645 - Mediation (3 hours)*
Law schools classically prepare attorneys to represent clients by teaching the law, theory, procedures, and, skills necessary to prepare for and try cases in court. This approach is based upon the underlying assumption that our legal system works best when disputes are determined by an impartial judge or jury after a zealous presentation of the facts and law by the attorneys for all parties. Instead, this mediation practice class is based upon the assumptions that: 1) most parties know what is in their own best interest; 2) if given the opportunity and tools, most litigants are able to solve their own problems and 3) litigants are generally more satisfied when they are involved in determining the outcome of their cases instead of the results being dictated to them by a judge or jury.

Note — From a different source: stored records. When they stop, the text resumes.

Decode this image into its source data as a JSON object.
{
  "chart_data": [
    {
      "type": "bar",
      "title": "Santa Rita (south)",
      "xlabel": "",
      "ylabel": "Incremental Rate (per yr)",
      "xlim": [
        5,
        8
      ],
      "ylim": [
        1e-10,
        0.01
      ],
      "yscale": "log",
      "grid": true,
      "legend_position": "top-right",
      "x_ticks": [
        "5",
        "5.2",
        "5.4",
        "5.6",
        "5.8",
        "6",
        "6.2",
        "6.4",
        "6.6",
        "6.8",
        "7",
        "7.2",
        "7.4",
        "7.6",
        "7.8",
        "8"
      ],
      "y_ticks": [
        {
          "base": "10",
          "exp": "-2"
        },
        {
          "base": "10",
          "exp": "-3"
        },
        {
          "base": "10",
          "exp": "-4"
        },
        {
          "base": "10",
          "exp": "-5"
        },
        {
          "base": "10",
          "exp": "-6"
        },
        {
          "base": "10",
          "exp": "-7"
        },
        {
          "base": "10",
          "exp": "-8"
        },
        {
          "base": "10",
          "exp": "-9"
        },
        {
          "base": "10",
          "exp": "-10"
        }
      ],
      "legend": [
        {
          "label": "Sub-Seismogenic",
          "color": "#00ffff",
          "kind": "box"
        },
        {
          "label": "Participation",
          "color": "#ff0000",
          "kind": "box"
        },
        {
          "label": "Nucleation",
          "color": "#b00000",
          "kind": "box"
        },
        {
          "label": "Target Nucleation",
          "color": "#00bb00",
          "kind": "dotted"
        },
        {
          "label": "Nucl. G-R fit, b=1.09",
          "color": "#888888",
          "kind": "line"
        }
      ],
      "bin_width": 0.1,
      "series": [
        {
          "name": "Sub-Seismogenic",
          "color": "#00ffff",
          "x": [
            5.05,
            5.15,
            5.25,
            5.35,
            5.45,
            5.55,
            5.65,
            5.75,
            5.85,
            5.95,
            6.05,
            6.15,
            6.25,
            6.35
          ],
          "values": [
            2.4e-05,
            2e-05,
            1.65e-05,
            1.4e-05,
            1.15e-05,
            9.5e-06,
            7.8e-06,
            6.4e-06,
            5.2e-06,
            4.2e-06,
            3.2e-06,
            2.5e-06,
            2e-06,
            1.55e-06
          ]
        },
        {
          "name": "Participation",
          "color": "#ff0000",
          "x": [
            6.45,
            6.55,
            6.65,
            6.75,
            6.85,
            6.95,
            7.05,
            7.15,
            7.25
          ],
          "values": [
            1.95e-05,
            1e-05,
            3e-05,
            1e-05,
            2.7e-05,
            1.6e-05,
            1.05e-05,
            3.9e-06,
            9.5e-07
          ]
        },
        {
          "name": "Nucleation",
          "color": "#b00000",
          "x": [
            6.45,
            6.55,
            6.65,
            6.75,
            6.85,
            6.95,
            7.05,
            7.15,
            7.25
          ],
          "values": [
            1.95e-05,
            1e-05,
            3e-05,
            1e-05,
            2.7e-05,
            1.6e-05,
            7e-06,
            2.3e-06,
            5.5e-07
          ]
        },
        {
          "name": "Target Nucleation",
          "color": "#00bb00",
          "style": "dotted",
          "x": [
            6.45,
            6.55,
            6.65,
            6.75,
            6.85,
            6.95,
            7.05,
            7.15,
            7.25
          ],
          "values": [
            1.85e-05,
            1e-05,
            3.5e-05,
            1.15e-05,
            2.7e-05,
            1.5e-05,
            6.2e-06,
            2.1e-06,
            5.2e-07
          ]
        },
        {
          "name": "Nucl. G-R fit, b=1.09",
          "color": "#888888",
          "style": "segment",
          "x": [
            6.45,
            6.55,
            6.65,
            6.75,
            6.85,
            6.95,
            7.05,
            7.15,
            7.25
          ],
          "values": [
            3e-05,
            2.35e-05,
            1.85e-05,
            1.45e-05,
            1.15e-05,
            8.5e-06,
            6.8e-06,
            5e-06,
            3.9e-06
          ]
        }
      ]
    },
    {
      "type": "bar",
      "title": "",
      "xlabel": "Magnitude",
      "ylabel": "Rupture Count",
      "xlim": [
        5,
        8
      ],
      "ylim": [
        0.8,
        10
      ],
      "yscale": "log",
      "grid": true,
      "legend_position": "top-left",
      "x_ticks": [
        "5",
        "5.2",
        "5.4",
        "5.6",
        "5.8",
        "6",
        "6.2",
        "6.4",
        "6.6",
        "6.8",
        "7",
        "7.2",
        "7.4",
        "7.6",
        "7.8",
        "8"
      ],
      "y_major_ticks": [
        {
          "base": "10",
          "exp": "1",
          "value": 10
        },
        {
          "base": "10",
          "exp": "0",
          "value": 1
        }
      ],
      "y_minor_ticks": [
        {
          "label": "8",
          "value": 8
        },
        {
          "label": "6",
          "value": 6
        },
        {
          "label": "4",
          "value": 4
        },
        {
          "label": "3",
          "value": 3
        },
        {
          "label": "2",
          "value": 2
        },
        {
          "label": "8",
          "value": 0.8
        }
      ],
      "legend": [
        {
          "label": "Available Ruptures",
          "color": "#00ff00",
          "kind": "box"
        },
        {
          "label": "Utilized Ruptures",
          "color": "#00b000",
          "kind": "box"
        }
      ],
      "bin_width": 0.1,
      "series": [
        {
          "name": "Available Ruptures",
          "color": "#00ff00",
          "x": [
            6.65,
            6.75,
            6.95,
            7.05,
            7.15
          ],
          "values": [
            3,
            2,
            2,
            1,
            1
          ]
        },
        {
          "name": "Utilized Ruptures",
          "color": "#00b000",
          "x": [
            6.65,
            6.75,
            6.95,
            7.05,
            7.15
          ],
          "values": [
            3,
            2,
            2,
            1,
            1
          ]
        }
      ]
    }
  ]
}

The course will focus on mediation as a method of dispute resolution from the perspective of attorneys representing clients at mediation as well as from the perspective of mediators facilitating mediated settlement conferences. Students will participate in simulated mediation sessions. This course is 50% lecture and 50% practical skills. Local attorneys assist me by observing students in simulations, guiding and advising students' in-class work and adding to students' practical knowledge from their own legal careers. This course follows the required curriculum of the 40-Hour training that NC attorneys receive in partial satisfaction of the requirements to become North Carolina Dispute Resolution Commission (NCDRC) Certified Mediators. The NCDRC has approved this course as commensurate to that which practicing attorneys receive. Passing students receive a certificate of completion which they may present to the NCDRC in their fifth year of law practice in satisfaction of Rule 8A of the Revised Rules for Superior Court Civil actions. Students who have taken Dispute Resolution in the past or who are enrolled in or who plan to take the Dispute Resolution course may not register for Mediation.
* This course may be offered for 2 hours during some years.